4. Gegen die Behauptung des Sanitäters, der Beschuldigte habe ihm gesagt “Wir warns” spricht weiter, daß ausweislich der Akten Safwan Eid kurze Zeit vor dem Gespräch mit dem Hauptbelastungszeugen gegenüber einem Busfahrer und einem Bekannten von einem Brandanschlag von Personen außerhalb des Hauses berichtet hatte.
Gegen eine Täterschaft spricht auch, daß Safwan Eid laut der durchgeführten rechtsmedizinischen Untersuchung keine brandbedingten Veränderungen an den Händen oder im Gesicht hatte, die ein Hinweis auf eine möglichen Brandleger hätten sein können.

5. Die Verteidigung stellt in der Beschwerdeschrift fest, daß der von der Staatsanwaltschaft vorgelegte Untersuchungsbericht, der von einem Brandausbruchsort im 1.Stock ausgeht, in wesentlichen Punkten falsch ist. So behauptet der Untersuchungsbericht, man könne widerspruchsfrei von einem Durchbrand von der angeblichen Brandausbruchsstelle im 1.Stock bis zum Dach ausgehen. Der erste Widerspruch zu dieser Behauptung drängte sich der Verteidigung jedoch bereits bei der Begehung des Brandhauses am 02.04.1996 mit dem Sachverständigen Prof. Achilles auf. Den im über der angeblichen Brandausbruchsstelle befindlichen Toilettenraum des 2. Obergeschosses hängt noch heute eine unverbrannte Toilettenpapierrolle.
Widerlegt wird auch die Behauptung der Staatsanwaltschaft, eine Inbrandsetzung des hölzernen Vorbaus von außen könne ausgeschlossen werden, da die Hauseingangstür verschlossen gewesen sei. Tatsächlich befindet sich im hölzernen Vorbau ein Fenster, das gar keine Schließvorrichtung besaß und durch Fingerdruck geöffnet werden konnte.
Aufgrund der Aktenlage und vielfältiger Aussagen unbeteiligter Beobachter muß von einem Brandausbruch im Erdgeschoß -dem hölzernen Vorbau-, möglicherweise aber auch von drei unabhängig voneinander bestehenden Brandherden ausgegangen werden. Dies läßt eher Vermutungen auf eine Brandlegung durch Außeneinwirkung zu.

6. Nicht zu der Theorie der Staatsanwaltschaft paßt der Tod des Hausbewohners Sylvio A. im hölzernen Vorbau.
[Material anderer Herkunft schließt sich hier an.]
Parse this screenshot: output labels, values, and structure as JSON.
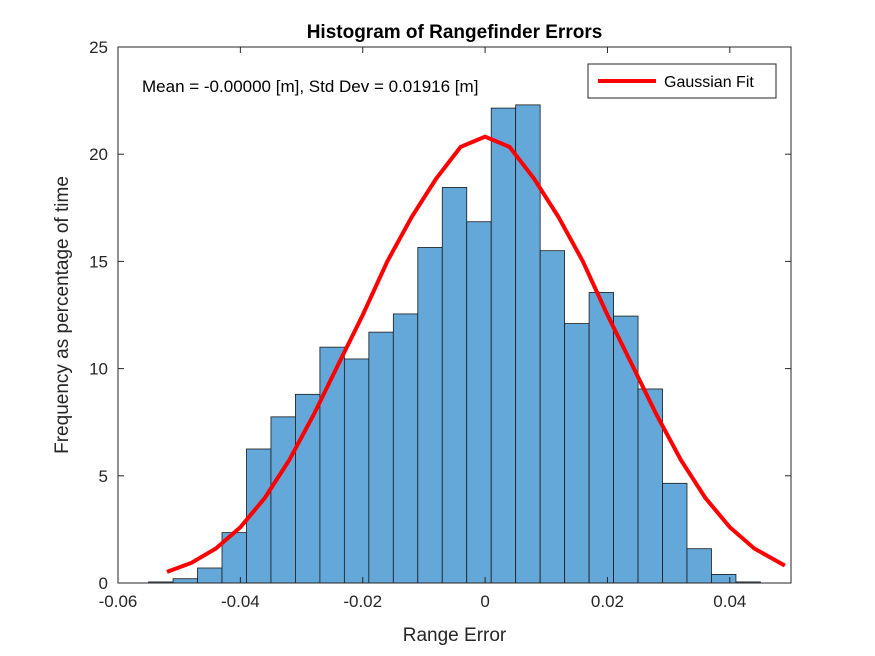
{
  "chart_data": {
    "type": "bar",
    "title": "Histogram of Rangefinder Errors",
    "xlabel": "Range Error",
    "ylabel": "Frequency as percentage of time",
    "annotation": "Mean = -0.00000 [m], Std Dev = 0.01916 [m]",
    "xlim": [
      -0.06,
      0.05
    ],
    "ylim": [
      0,
      25
    ],
    "xticks": [
      -0.06,
      -0.04,
      -0.02,
      0,
      0.02,
      0.04
    ],
    "xtick_labels": [
      "-0.06",
      "-0.04",
      "-0.02",
      "0",
      "0.02",
      "0.04"
    ],
    "yticks": [
      0,
      5,
      10,
      15,
      20,
      25
    ],
    "ytick_labels": [
      "0",
      "5",
      "10",
      "15",
      "20",
      "25"
    ],
    "grid": false,
    "legend_position": "top-right",
    "bin_edges": [
      -0.055,
      -0.051,
      -0.047,
      -0.043,
      -0.039,
      -0.035,
      -0.031,
      -0.027,
      -0.023,
      -0.019,
      -0.015,
      -0.011,
      -0.007,
      -0.003,
      0.001,
      0.005,
      0.009,
      0.013,
      0.017,
      0.021,
      0.025,
      0.029,
      0.033,
      0.037,
      0.041,
      0.045
    ],
    "series": [
      {
        "type": "histogram",
        "values": [
          0.05,
          0.2,
          0.7,
          2.35,
          6.25,
          7.75,
          8.8,
          11.0,
          10.45,
          11.7,
          12.55,
          15.65,
          18.45,
          16.85,
          22.15,
          22.3,
          15.5,
          12.1,
          13.55,
          12.45,
          9.05,
          4.65,
          1.6,
          0.4,
          0.05
        ],
        "color": "#63A8D8"
      },
      {
        "name": "Gaussian Fit",
        "type": "line",
        "color": "#FF0000",
        "x": [
          -0.052,
          -0.048,
          -0.044,
          -0.04,
          -0.036,
          -0.032,
          -0.028,
          -0.024,
          -0.02,
          -0.016,
          -0.012,
          -0.008,
          -0.004,
          0,
          0.004,
          0.008,
          0.012,
          0.016,
          0.02,
          0.024,
          0.028,
          0.032,
          0.036,
          0.04,
          0.044,
          0.049
        ],
        "y": [
          0.52,
          0.94,
          1.61,
          2.6,
          3.97,
          5.74,
          7.86,
          10.19,
          12.5,
          14.99,
          17.07,
          18.86,
          20.34,
          20.82,
          20.34,
          18.86,
          17.07,
          14.99,
          12.5,
          10.19,
          7.86,
          5.74,
          3.97,
          2.6,
          1.61,
          0.81
        ]
      }
    ]
  }
}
Weder ist bisher geklärt, was es mit einem laut Todesermittlungsakte um die Leiche gewundenen dünnen Draht auf sich hat, noch wie zu erklären ist, daß Sylvio A. nicht an Rauchgasvergiftung gestorben ist oder auch nur wesentliche Rauchgaseinatmung festgestellt werden konnte.

7. Die Verteidigung hat erneut beantragt, ein Brandgutachten über die Ursachen des Brandes in der Hafenstraße erstellen zu lassen und Prof. Ernst Achilles aus Franfurt als Sachverständigen zu bestellen.